Temblando, susurré: “J, ¿y si es verdad? ¿Y si Jesús es un Señor real y resucitado? ¿Y si es verdad que todos estamos en problemas?”.
J exhaló profundamente. “Rosaria”, dijo, “fui ministro presbiteriano durante 15 años. Oré para que Dios me sanara, pero no lo hizo. Si quieres, oraré por ti”.
Seguí leyendo la Biblia, luchando contra la idea de que estaba inspirada por Dios. Pero la Biblia llegó a ser más grande dentro de mí que yo misma. Se desbordó en mi mundo. Luché contra ella con todas mis fuerzas. Entonces, un domingo por la mañana, me levanté de la cama de mi amante lesbiana, y una hora más tarde me senté en una banca de la Iglesia Presbiteriana Reformada de Syracuse. Sabiendo que llamaría la atención por mi varonil corte de pelo, me recordé a mí misma que había venido a encontrarme con Dios, no a encajar. La imagen que inundaba mi mente, en la que me veía a mí y a todos los que amaba sufriendo en el infierno, vomitaba en mi conciencia y me prensaba con sus dientes.
Luché con todo lo que tenía.
Yo no quería esto.
No lo pedí.
Calculé los costos. Y no me gustó el resultado al otro lado del signo de igual.

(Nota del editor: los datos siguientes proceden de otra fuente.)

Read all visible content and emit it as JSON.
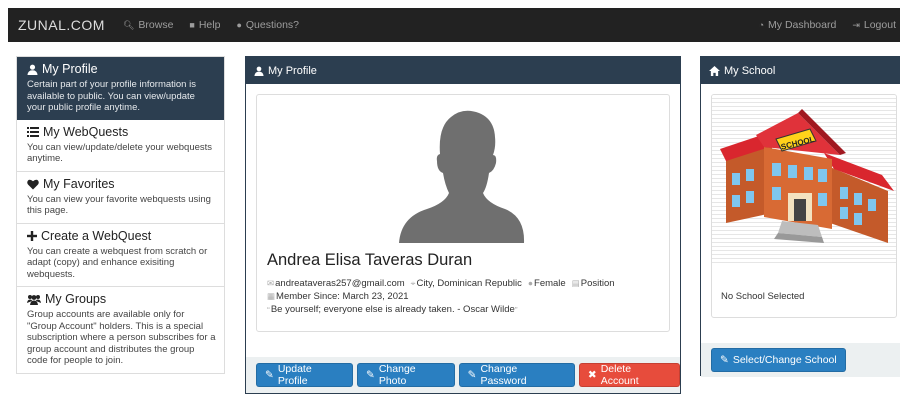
{
  "navbar": {
    "brand": "ZUNAL.COM",
    "links": [
      {
        "label": "Browse",
        "icon": "search-icon"
      },
      {
        "label": "Help",
        "icon": "book-icon"
      },
      {
        "label": "Questions?",
        "icon": "comments-icon"
      }
    ],
    "right_links": [
      {
        "label": "My Dashboard",
        "icon": "dashboard-icon"
      },
      {
        "label": "Logout",
        "icon": "logout-icon"
      }
    ]
  },
  "sidebar": {
    "items": [
      {
        "title": "My Profile",
        "desc": "Certain part of your profile information is available to public. You can view/update your public profile anytime.",
        "icon": "user-icon"
      },
      {
        "title": "My WebQuests",
        "desc": "You can view/update/delete your webquests anytime.",
        "icon": "list-icon"
      },
      {
        "title": "My Favorites",
        "desc": "You can view your favorite webquests using this page.",
        "icon": "heart-icon"
      },
      {
        "title": "Create a WebQuest",
        "desc": "You can create a webquest from scratch or adapt (copy) and enhance exisiting webquests.",
        "icon": "plus-icon"
      },
      {
        "title": "My Groups",
        "desc": "Group accounts are available only for \"Group Account\" holders. This is a special subscription where a person subscribes for a group account and distributes the group code for people to join.",
        "icon": "users-icon"
      }
    ]
  },
  "profile_panel": {
    "title": "My Profile",
    "name": "Andrea Elisa Taveras Duran",
    "email": "andreataveras257@gmail.com",
    "location": "City, Dominican Republic",
    "gender": "Female",
    "position": "Position",
    "member_since": "Member Since: March 23, 2021",
    "quote": "Be yourself; everyone else is already taken. - Oscar Wilde",
    "buttons": {
      "update": "Update Profile",
      "photo": "Change Photo",
      "password": "Change Password",
      "delete": "Delete Account"
    }
  },
  "school_panel": {
    "title": "My School",
    "status": "No School Selected",
    "sign": "SCHOOL",
    "button": "Select/Change School"
  },
  "colors": {
    "navbar": "#222222",
    "panel_header": "#2c3e50",
    "button_primary": "#2a7fc1",
    "button_danger": "#e74c3c"
  }
}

Pero las promesas de Dios llegaron a mi mundo como un conjunto de olas. Un día del Señor, Ken predicó sobre Juan 7:17: “Si alguno está dispuesto a hacer la voluntad de Dios, sabrá si Mi enseñanza es de Dios o si hablo por Mí mismo.” (NBLA). Este versículo expuso las arenas movedizas en las que mis pies estaban atascados. Yo era una pensadora. Me pagaban por leer libros y por escribir acerca de ellos. Esperaba que en todas las áreas de la vida, el entendimiento viniera antes que la obediencia. Y quería que Dios me mostrara, en mis términos, por qué la homosexualidad era un pecado. Quería ser el juez, no el que es juzgado.
Pero el versículo prometía comprensión después de la obediencia. Luché con la pregunta: ¿Realmente quería entender la homosexualidad desde el punto de vista de Dios, o sólo quería discutir con Él? Esa noche oré que Dios me diera la voluntad de obedecer aún antes de entender. Oré durante mucho tiempo hasta que llegó el día. Cuando me miré en el espejo, me veía igual. Pero cuando miré dentro de mi corazón a través de el lente de la Biblia, me pregunté: ¿Soy lesbiana, o todo esto ha sido un caso de identidad equivocada? Si Jesús puede partir el mundo en pedazos y separar la médula del alma, ¿podrá hacer prevalecer mi verdadera identidad? ¿Quién soy yo? ¿Quién quiere Dios que sea?
Entonces, un día cualquiera, me acerqué a Jesús desnuda y con las manos abiertas. En esta guerra de visiones del mundo, Ken estaba allí. Floy estaba allí. La iglesia que había estado orando por mí durante años estaba allí. Jesús triunfó. Y yo era un desastre. Mi conversión trajo consigo un caos. No quería perder todo lo que amaba. Pero la voz de Dios cantaba una canción llena de amor y de esperanza en los escombros de mi mundo. Creí débilmente que si Jesús podía vencer a la muerte, podía enderezar mi mundo. Bebí, al principio tímidamente, luego apasionadamente, del consuelo del Espíritu Santo. Descansé en paz privada, luego en comunidad, y hoy en el refugio de una familia en la que uno me llama “esposa” y muchos me llaman “madre”.
No he olvidado la sangre que Jesús entregó por esta vida.
Y mi vida anterior acecha en los bordes de mi corazón, brillante e inmóvil como un cuchillo.
Rosaria Champagne Butterfield es la autora de The Secret Thoughts of an Unlikely Convert (Crown & Covenant). Vive con su familia en Durham, Carolina del Norte, donde su marido es pastor de la Primera Iglesia Presbiteriana Reformada de Durham.